Cümleye farklı anlamlar katar. Her zaman ayrı yazılır. Sadece “da” ve “de” şekilleri vardır.

O filmi ben de izlemiştim.

Kim oluyorsun da hayatıma karışıyorsun.

Olmasan da yanımda, olmasak da birlikte, hiç istemesen bile yaşarım ben seni.

UYARI:

Bağlaç olan “de” ile “-de” bulunma hal eki birbiriyle karıştırılmamalıdır.

“de” bağlacı cümleden çıkarıldığında anlam bozulmaz sadece daralır.

Bu kitabı da alalım.

Bu kitabı alalım.  (Cümleden çıkarıldığında anlam bozulmadı.)

Hâl eki olan “-de” bitişik yazılır. Cümleden çıkarıldığında anlam bozulur. Ünlü ve ünsüz uyumlarına uyarak yazılır. Yani “-da, -de, -ta,-te” şeklinde de söylenebilir.

 Bu sokakta dolaşamazsınız.

Saygıda kusur etmeyiniz.

Seni evde bekliyorlar.

“AYRI MI BİTİŞİK Mİ, NE ÖNEMİ VAR?” diyorsanız, aşağıdaki iki örnekteki anlam farkına bakın.

Kafada bitiyor…….bulunma durum eki

Kafa da bitiyor……..bağlaç

İLE

«ve» ile aynı işlevde olan bir bağlaçtır.

Ayrı da bitişik de yazılabilir. O nedenle «ile»yi soruda görmek dikkat gerektirir.

Elindeki sepetle çantayı yere bıraktı.

Elindeki sepet ile çantayı yere bıraktı.

Arabayla motorunu sattı.

Araba ile motorunu sattı.

UYARI

«İLE» tehlikeli bir sözcüktür çünkü hem edat hem de bağlaç olarak kullanılabilir.

«ile» yerine «ve» getirebiliyorsak «ile» bağlaçtır.

Çantasıyla ayakkabısını o mağazadan aldı.

Çantası ve ayakkabısını o mağazadan aldı.

«ve» getiremiyorsak edattır.

Elinde çantasıyla dolaşıyordu…..edat

Elinde çantası ve dolaşıyordu. Anlam bozuldu.

ÇÜNKÜ- ZİRA

                Başına geldikleri cümleleri kendisinden önceki cümlelere bağlar. Cümlede neden-sonuç ilişkisi kurar.
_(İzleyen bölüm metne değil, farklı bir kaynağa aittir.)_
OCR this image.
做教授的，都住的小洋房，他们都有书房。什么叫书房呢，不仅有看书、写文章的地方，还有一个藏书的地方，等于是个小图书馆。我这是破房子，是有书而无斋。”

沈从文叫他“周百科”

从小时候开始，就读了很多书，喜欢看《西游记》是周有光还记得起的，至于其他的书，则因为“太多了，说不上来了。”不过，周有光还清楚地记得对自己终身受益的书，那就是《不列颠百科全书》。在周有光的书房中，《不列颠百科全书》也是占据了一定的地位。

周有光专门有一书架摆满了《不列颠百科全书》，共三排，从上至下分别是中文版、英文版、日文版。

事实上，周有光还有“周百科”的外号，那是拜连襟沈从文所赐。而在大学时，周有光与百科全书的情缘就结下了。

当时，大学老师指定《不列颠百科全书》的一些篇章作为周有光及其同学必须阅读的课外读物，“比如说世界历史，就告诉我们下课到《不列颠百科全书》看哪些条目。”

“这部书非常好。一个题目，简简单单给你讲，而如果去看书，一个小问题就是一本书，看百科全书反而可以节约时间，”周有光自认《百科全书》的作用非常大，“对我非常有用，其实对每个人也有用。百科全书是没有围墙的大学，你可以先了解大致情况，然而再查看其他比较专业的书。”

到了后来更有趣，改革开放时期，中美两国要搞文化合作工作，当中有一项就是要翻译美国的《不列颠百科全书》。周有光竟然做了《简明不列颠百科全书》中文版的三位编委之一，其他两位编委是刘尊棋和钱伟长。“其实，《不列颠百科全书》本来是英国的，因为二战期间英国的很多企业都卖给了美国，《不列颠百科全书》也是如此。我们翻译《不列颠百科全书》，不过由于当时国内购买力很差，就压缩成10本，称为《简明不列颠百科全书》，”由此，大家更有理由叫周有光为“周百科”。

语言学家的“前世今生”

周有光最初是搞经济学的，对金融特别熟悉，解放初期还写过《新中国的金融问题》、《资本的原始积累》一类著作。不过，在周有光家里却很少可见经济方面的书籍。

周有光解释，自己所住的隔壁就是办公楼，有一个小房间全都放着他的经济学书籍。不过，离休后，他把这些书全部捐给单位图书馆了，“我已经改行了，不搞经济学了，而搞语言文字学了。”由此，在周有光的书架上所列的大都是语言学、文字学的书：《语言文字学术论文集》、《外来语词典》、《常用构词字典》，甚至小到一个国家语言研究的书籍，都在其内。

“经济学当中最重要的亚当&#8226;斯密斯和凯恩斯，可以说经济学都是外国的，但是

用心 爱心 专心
                Derse katılamadım çünkü internet sorunu vardı.

                Dolap kapılarını sıkıca kapat zira içindekiler dökülebilir.
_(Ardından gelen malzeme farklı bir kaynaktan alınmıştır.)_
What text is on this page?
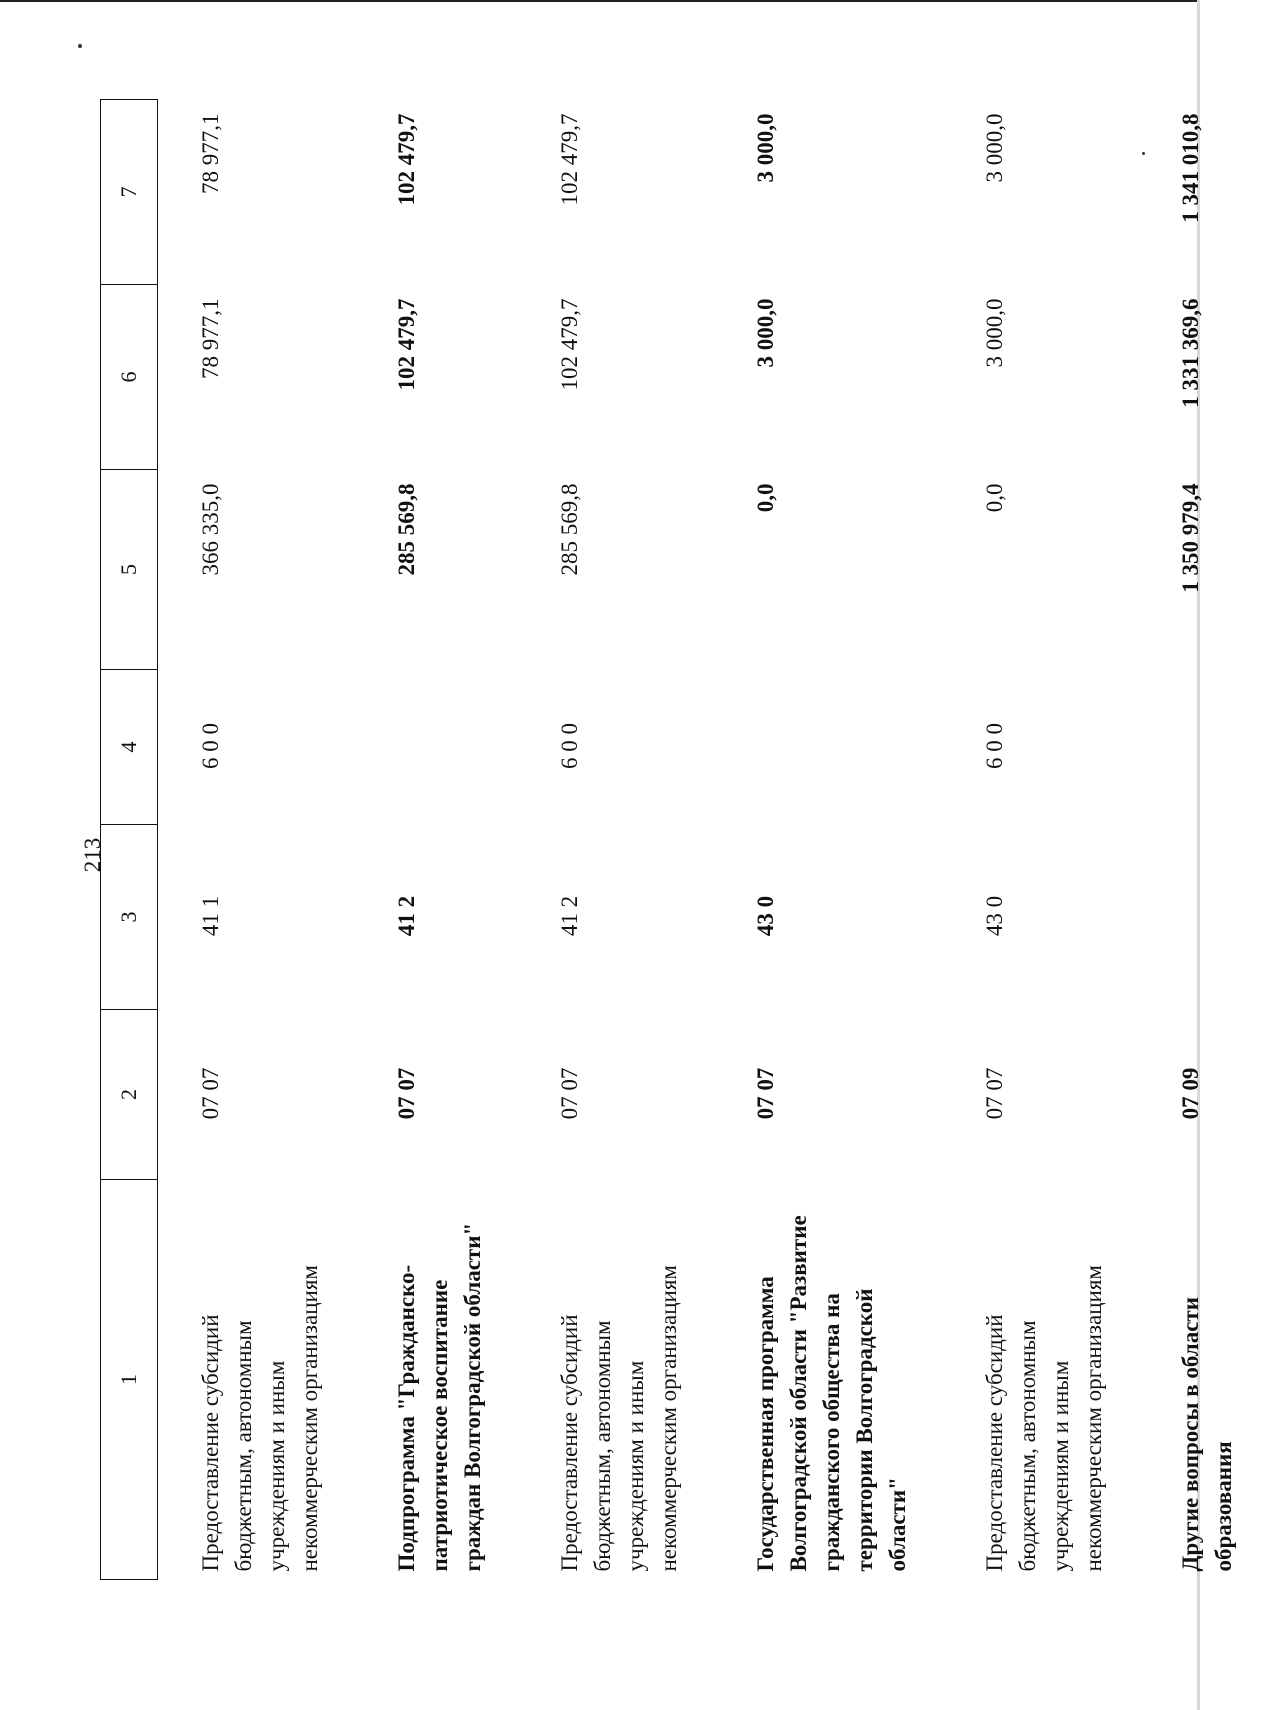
213
1	2	3	4	5	6	7
Предоставление субсидий бюджетным, автономным учреждениям и иным некоммерческим организациям	07 07	41 1	6 0 0	366 335,0	78 977,1	78 977,1
Подпрограмма "Гражданско-патриотическое воспитание граждан Волгоградской области"	07 07	41 2		285 569,8	102 479,7	102 479,7
Предоставление субсидий бюджетным, автономным учреждениям и иным некоммерческим организациям	07 07	41 2	6 0 0	285 569,8	102 479,7	102 479,7
Государственная программа Волгоградской области "Развитие гражданского общества на территории Волгоградской области"	07 07	43 0		0,0	3 000,0	3 000,0
Предоставление субсидий бюджетным, автономным учреждениям и иным некоммерческим организациям	07 07	43 0	6 0 0	0,0	3 000,0	3 000,0
Другие вопросы в области образования	07 09			1 350 979,4	1 331 369,6	1 341 010,8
AMA-FAKAT-LAKİN-ANCAK-OYSA-

OYSAKİ-HÂLBUKİ-YALNIZ

Cümlede karşıtlık ilgisi kuran, düşüncenin akışını veya yönünü değiştiren bağlaçlardır. Bağlaçlardan bazıları cümleye pekiştirme anlamı da katar.

Son çıkan filmi izledim ama hiç beğenmedim. (karşıtlık)

Seni arayacaktım fakat unuttum. (sebep)

Zor ama çok zor bir parkurdu. (pekiştirme)

Oraya giderim ama taksiyle. (şart)

Sen gideceksin lakin kalbimi de götüreceksin.

Kuşa yemek verirdim ancak yem kalmamış

Şu an onunla konuşmuyoruz oysaki bir zamanlar çok iyi arkadaştık.

Ev sahibi pencereleri yaptırdığını söyledi hâlbuki yağmurlu havalarda pencereden su giriyor.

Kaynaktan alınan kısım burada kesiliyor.